Nos Estados Unidos, os principais índices que operam em alta na manhã desta segunda-feira, 28 de outubro. A semana que se inicia deve ser marcada pela divulgação do relatório de empregos dos EUA, comumente chamado de payroll, e dos balanços trimestrais de importantes empresas, incluindo cinco das “Sete Magníficas”: a Alphabet (GOOG), na terça-feira (29), a Microsoft (MSFT) e a Meta Platforms (META), na quarta-feira (30), e a Apple (APPL) e a Amazon (AMZN) na quinta-feira (dia 31).
Na região da Ásia e Pacífico, os mercados operam sem direção única. Destaca-se o desempenho da bolsa japonesa, que registra ganhos sustentados por um iene mais fraco e pela incerteza política após os resultados das eleições parlamentares que ocorrem no país no final de semana. Entre os mercados europeus, a maior parte dos índices futuros operam com ganhos. Os mercados de ativos globais refletiam nesta manhã o forte recuo dos preços internacionais de petróleo, de aproximadamente 6%, após o ataque retaliatório de Israel a Irã durante o fim de semana. Conforme o Diário de Petróleo desta manhã, havia elevado receio nas últimas semanas em relação à esperada retaliação israelense, e a ofensiva foi considerada mais limitada e desenhada para evitar um agravamento do conflito. Com isso, houve certo alívio entre investidores e redução da percepção de riscos geopolíticos, derrubando os preços do óleo bruto ao menor patamar em um mês, o que, por sua vez, pode prejudicar o desempenho de moedas de países exportadores da commodity, como o real.
No Brasil, o índice futuro Ibovespa (IBOV) inicia as operações do dia em alta, após semana de acúmulo de perdas. Os agentes do mercado financeiro aguardam por mais informações a respeito do plano de corte de gastos públicos do governo federal, prometido para depois do segundo turno das eleições municipais. Nas últimas semanas, um forte pessimismo e ceticismo entre investidores sobre a condução da política fiscal brasileira resultou em um sensível aumento na exigência de prêmios de risco, penalizando o desempenho de ativos brasileiros, como a taxa de câmbio e os contratos futuros de juros. Nesse sentido, a revisão das estimativas do boletim Focus desta segunda-feira piora esse cenário, ao mostrar que a projeção mediana das instituições financeiras espera que o IPCA encerre 2024 em 4,55%, acima do limite de tolerância da meta de inflação, de 4,50%. Para saber mais detalhes, acesse a Abertura de Câmbio.

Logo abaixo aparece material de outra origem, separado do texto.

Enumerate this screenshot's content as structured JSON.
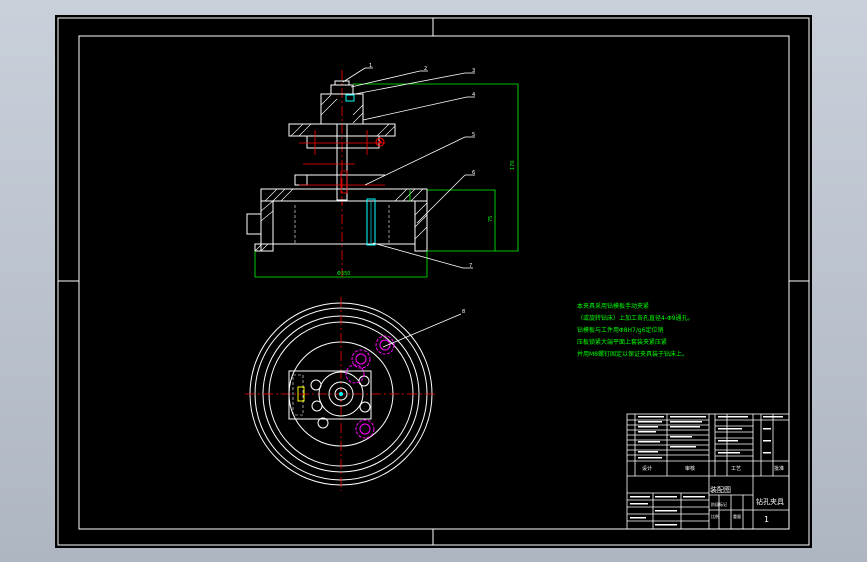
{
  "viewer": {
    "background": "#000000"
  },
  "colors": {
    "frame": "#ffffff",
    "section": "#ffffff",
    "centerline": "#ff0000",
    "dimension": "#00ff00",
    "leader": "#ffffff",
    "hidden": "#ffffff",
    "circle_pattern": "#ff00ff",
    "notes": "#00ff00",
    "hatch": "#ffffff"
  },
  "balloons": [
    "1",
    "2",
    "3",
    "4",
    "5",
    "6",
    "7",
    "8"
  ],
  "technical_notes": [
    "本夹具采用钻模板手动夹紧",
    "（或旋转钻床）上加工各孔直径4-Φ9通孔。",
    "钻模板与工件用Φ8H7/g6定位销",
    "压板锁紧大端平面上套装夹紧压紧",
    "并用M8螺钉固定以保证夹具装于钻床上。"
  ],
  "title_block": {
    "drawing_name": "钻孔夹具",
    "view_name": "装配图",
    "sheet_number": "1",
    "headers": [
      "标记",
      "处数",
      "分区",
      "更改文件号",
      "签名",
      "年月日"
    ],
    "roles": [
      "设计",
      "审核",
      "工艺",
      "批准"
    ],
    "scale_label": "比例",
    "weight_label": "重量",
    "stage_label": "阶段标记"
  },
  "dimensions": {
    "height_total": "170",
    "body_height": "75",
    "base_width": "Φ350"
  }
}
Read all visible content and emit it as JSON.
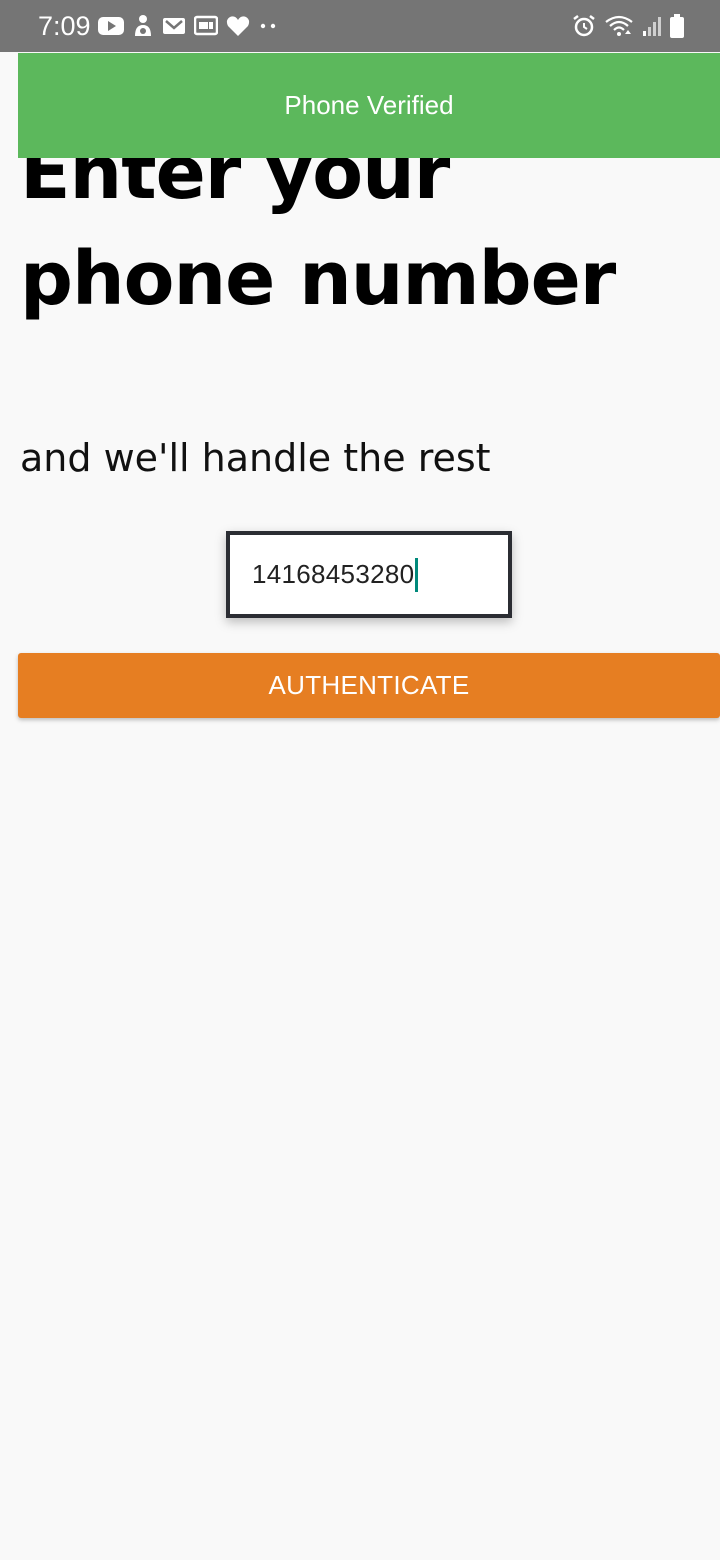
{
  "status_bar": {
    "time": "7:09",
    "left_icons": [
      "youtube-icon",
      "app-icon",
      "gmail-icon",
      "wallet-icon",
      "heart-icon",
      "more-dots-icon"
    ],
    "right_icons": [
      "alarm-icon",
      "wifi-icon",
      "signal-icon",
      "battery-icon"
    ]
  },
  "toast": {
    "message": "Phone Verified",
    "color": "#5cb85c"
  },
  "main": {
    "title": "Enter your phone number",
    "subtitle": "and we'll handle the rest",
    "phone_input": {
      "value": "14168453280"
    },
    "authenticate_label": "AUTHENTICATE",
    "button_color": "#e67e22"
  }
}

Os futuros da soja operam no campo negativo no pregão noturno desta segunda-feira, 28 de outubro. O avanço da colheita da soja nos Estados Unidos tem pressionado as cotações do grão em Chicago, em meio a um aumento na oferta no mercado estadunidense.
Por outro lado, a melhora no clima na América do Sul tem favorecido os plantios, o que favorece uma recuperação dos atrasos obtidos anteriormente para esta etapa dos cultivos, principalmente na região central do Brasil.

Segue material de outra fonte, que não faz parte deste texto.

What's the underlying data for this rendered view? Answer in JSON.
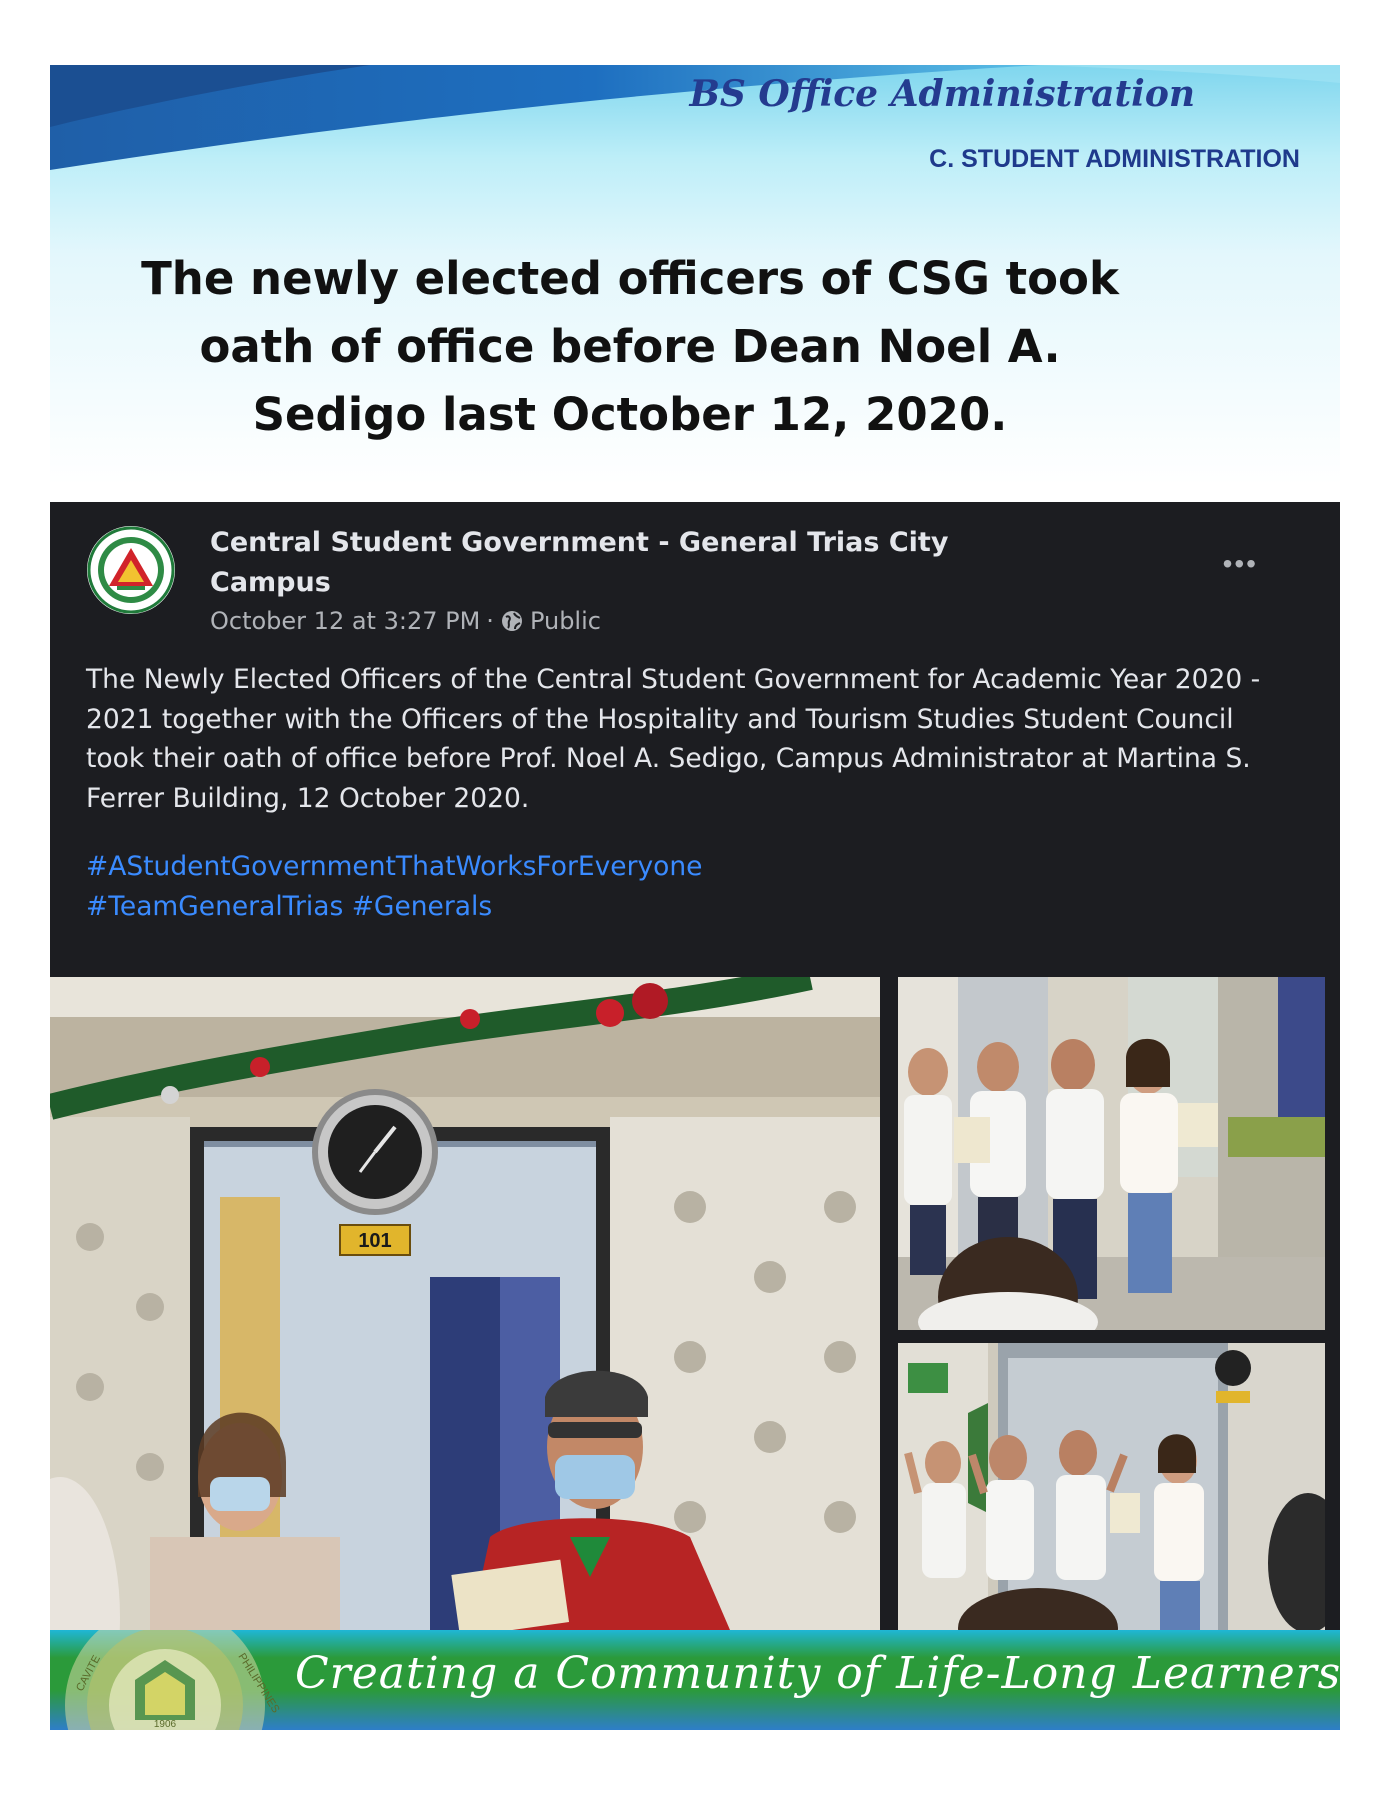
{
  "header": {
    "program_title": "BS Office Administration",
    "section_label": "C. STUDENT ADMINISTRATION",
    "headline": "The newly elected officers of CSG took oath of office before Dean Noel A. Sedigo last October 12, 2020.",
    "accent_color": "#1f3a8c"
  },
  "post": {
    "author": "Central Student Government - General Trias City Campus",
    "date": "October 12 at 3:27 PM",
    "separator": "·",
    "audience": "Public",
    "text": "The Newly Elected Officers of the Central Student Government for Academic Year 2020 - 2021 together with the Officers of the Hospitality and Tourism Studies Student Council took their oath of office before Prof. Noel A. Sedigo, Campus Administrator at Martina S. Ferrer Building, 12 October 2020.",
    "hashtags": [
      "#AStudentGovernmentThatWorksForEveryone",
      "#TeamGeneralTrias",
      "#Generals"
    ],
    "more_icon": "more-options-icon",
    "audience_icon": "globe-icon",
    "room_number": "101",
    "hashtag_color": "#3a8bff"
  },
  "footer": {
    "tagline": "Creating a Community of Life-Long Learners",
    "seal_left_text": "CAVITE",
    "seal_right_text": "PHILIPPINES",
    "seal_year": "1906"
  }
}
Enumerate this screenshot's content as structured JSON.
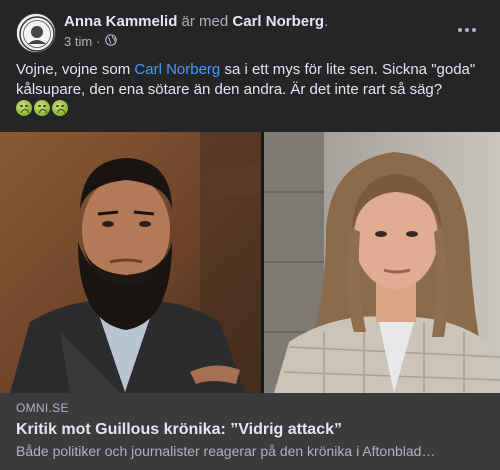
{
  "post": {
    "author": "Anna Kammelid",
    "with_text": "är med",
    "tagged": "Carl Norberg",
    "suffix": ".",
    "time": "3 tim",
    "separator": "·",
    "audience_icon": "globe-icon",
    "more_icon": "more-options-icon",
    "text": {
      "part1": "Vojne, vojne som ",
      "mention": "Carl Norberg",
      "part2": " sa i ett mys för lite sen. Sickna \"goda\" kålsupare, den ena sötare än den andra. Är det inte rart så säg?"
    },
    "emojis": [
      "nauseated-face-emoji",
      "nauseated-face-emoji",
      "nauseated-face-emoji"
    ]
  },
  "link_preview": {
    "source": "OMNI.SE",
    "title": "Kritik mot Guillous krönika: ”Vidrig attack”",
    "description": "Både politiker och journalister reagerar på den krönika i Aftonblad…"
  },
  "colors": {
    "background": "#242526",
    "preview_bg": "#3a3b3c",
    "link": "#4599ff",
    "text_primary": "#e4e6eb",
    "text_secondary": "#b0b3b8"
  }
}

No mercado do milho, o comportamento dos preços futuros é semelhante ao observado no mercado da soja. O avanço da colheita nos Estados Unidos exerce uma pressão negativa sobre as cotações, mesmo após um período de aquecimento na demanda, observado na semana passada.
Além das pressões relacionadas à oferta, a aproximação das eleições presidenciais no país também gera incertezas sobre os mercados de commodities.
O trigo, que iniciou a sessão em baixa, agora opera em alta em Chicago. O cenário atual aponta para uma melhora no clima das Grandes Planícies produtoras do cereal nos Estados Unidos, além de uma oferta abundante entre os países que cultivam o trigo no hemisfério sul.
As regiões afetadas pela seca nos Estados Unidos encontraram alívio nas chuvas que caíram ao longo dos últimos dias, acalmando as preocupações dos produtores sobre atrasos no plantio.